The decision to go coed "was partially practical," Sateia said. "So many other colleges had gone coed and quite frankly, we were losing applications."

Sateia, who worked in the admissions office beginning in 1974, said the Trustees' postponement of the coeducation decision from the spring of 1971 until November that year caused problems for the Director of Admissions Edward Chamberlain in terms of recruiting.

"He got the go ahead to write to women before the decision," she said. "The letters said the College was contemplating the decision to coeducate, and told the women if that decision was confirmed, their application would be considered."
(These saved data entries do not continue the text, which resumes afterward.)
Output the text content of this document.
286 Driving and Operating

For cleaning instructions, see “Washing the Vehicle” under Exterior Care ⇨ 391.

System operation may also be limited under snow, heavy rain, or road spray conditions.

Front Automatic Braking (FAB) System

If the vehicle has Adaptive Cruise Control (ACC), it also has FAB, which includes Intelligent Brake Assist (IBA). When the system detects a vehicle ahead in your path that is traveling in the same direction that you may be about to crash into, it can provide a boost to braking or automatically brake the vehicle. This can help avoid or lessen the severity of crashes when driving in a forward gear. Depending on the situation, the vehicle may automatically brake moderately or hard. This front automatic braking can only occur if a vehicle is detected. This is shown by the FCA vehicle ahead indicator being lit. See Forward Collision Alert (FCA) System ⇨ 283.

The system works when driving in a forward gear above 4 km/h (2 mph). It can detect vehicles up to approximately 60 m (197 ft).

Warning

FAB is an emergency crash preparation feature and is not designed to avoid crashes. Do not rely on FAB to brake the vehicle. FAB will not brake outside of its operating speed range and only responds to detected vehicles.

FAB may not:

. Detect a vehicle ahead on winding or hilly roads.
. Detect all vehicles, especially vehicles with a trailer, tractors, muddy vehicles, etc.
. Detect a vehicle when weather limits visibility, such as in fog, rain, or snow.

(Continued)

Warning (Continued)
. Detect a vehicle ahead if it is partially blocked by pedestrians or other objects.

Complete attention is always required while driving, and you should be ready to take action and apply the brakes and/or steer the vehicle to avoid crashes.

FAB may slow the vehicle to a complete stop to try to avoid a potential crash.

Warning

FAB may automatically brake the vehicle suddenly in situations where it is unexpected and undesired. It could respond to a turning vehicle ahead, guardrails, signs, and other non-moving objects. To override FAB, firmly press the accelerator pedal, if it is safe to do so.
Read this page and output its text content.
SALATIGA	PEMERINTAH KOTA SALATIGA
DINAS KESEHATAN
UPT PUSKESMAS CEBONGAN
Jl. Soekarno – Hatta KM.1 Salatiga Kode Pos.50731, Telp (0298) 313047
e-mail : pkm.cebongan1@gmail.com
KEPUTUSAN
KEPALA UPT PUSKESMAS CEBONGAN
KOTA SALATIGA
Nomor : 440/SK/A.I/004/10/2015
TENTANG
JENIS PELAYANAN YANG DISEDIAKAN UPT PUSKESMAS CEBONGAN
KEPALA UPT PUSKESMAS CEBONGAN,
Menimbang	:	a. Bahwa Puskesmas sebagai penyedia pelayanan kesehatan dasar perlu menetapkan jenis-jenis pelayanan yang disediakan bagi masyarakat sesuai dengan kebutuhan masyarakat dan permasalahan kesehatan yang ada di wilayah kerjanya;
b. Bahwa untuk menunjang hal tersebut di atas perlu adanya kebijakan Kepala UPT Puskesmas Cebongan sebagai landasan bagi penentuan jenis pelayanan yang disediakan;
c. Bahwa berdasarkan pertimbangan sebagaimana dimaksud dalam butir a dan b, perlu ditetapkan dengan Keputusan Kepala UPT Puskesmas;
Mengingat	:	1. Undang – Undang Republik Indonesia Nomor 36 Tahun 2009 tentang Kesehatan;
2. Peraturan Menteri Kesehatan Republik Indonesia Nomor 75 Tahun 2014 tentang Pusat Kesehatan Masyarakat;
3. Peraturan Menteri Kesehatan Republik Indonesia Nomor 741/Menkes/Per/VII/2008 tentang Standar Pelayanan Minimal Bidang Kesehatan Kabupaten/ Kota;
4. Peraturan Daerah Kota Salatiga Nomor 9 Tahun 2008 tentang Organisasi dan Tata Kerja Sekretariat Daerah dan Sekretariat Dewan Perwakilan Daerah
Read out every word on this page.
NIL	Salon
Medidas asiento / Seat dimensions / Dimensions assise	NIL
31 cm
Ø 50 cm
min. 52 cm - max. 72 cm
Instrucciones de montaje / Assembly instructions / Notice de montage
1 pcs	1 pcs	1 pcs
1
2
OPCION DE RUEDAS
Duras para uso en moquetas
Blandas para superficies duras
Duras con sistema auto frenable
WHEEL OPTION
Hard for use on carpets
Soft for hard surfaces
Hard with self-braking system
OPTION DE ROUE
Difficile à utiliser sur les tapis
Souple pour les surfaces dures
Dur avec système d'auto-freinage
Sateia said 956 women applied, 266 were accepted and 177 came.

"In the beginning, it was a bit of nightmare for admissions officers," she said. "We went through the process of admitting men and then women in two separate processes."

She said the admissions office created separate brochures targeted to women, established a committee to work on ending the quota of women, and attempted to encourage female students and graduates to talk to high schools.

Sateia said single pool admissions were begun in 1981.

Sateia said one of the biggest disappointments for her during the first years of coeducation was when she talked to young women who felt they wanted to go to another school where the issues of coeducation had already been addressed.

Sateia said alumni were often not receptive to admissions office initiatives to encourage women.

She said she was once invited to a Dartmouth club in Florida to deliver a speech to its members but was stopped outside the door and told that only men were allowed in the club on Thursdays.

When she explained she was the day's speaker, the doorman invited her to use the kitchen entrance.

Only when Sateia offered to call the local newspaper with the "human interest story" was she allowed to use the front entrance.

But Sateia said her experiences in the admissions office during the early years of coeducation were often very satisfying.

"One thing as look back at is how few times in our professional live are we given the chance to make an impact on the lives of different people," Sateia said. " At that time, I felt I was.

Approximately 85 people attended the discussion, which was held in 105 Dartmouth Hall.